Я поблагодарил, насколько мне это удалось, Гонишева и недолгое время спустя уже безудержно рыдал в школьной уборной и даже не попытался скрыть мое горе от какого-то гимназиста, который приотворил было дверь уборной, но убежал, испуганный моим звериным воем.
Несколько недель я провел в тумане горя. Мне и поплакаться-то было некому, поскольку о моей дружбе с Давидом знал только Геня, а я по какой-то причине сторонился моего друга «Абиссинца».
Среди многих учеников гимназии, переставших появляться в ней, был и Олег. Я полагал, что он вернулся в украинское поместье своего отца, и потому сильно удивился, столкнувшись с ним в один мрачный мартовский вечер на улице.
— Должен сказать, я очень рад видеть тебя, Набоков. Я часто о тебе вспоминал.
Несколько снежинок закружили в тусклом свете — начиналась последняя метель той суровой зимы.
— Я думал, ты уехал домой, — сказал я.
— Скоро уеду.
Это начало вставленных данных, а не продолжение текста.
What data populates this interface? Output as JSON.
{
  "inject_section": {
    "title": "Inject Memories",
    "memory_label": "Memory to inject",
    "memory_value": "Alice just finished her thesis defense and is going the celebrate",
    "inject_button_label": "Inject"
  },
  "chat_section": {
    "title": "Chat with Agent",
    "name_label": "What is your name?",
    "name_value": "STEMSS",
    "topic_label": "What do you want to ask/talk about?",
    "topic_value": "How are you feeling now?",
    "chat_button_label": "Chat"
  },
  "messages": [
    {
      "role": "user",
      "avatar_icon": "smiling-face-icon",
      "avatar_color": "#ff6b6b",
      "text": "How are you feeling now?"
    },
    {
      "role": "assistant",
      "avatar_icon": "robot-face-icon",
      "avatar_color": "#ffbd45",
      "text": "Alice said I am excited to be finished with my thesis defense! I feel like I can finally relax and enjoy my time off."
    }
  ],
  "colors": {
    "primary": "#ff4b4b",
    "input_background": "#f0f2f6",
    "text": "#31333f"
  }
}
В конце недели. В какую беду попала Россия! Ну ничего, англичане со дня на день освободят Царя и его семью. Они мигом восстановят монархию — и тогда полетят головы большевиков. Вот увидишь.
Он взял меня под руку. Метель усиливалась с каждой минутой и уже скрыла от нас дома на другой стороне улицы.
— Так или этак, — продолжал Олег, — а я решил дать тебе то, чего ты хочешь. Я был с тобой страшно груб, а ты всегда относился ко мне по-доброму. Ну-с, безумные времена требуют безумных деяний, ты согласен?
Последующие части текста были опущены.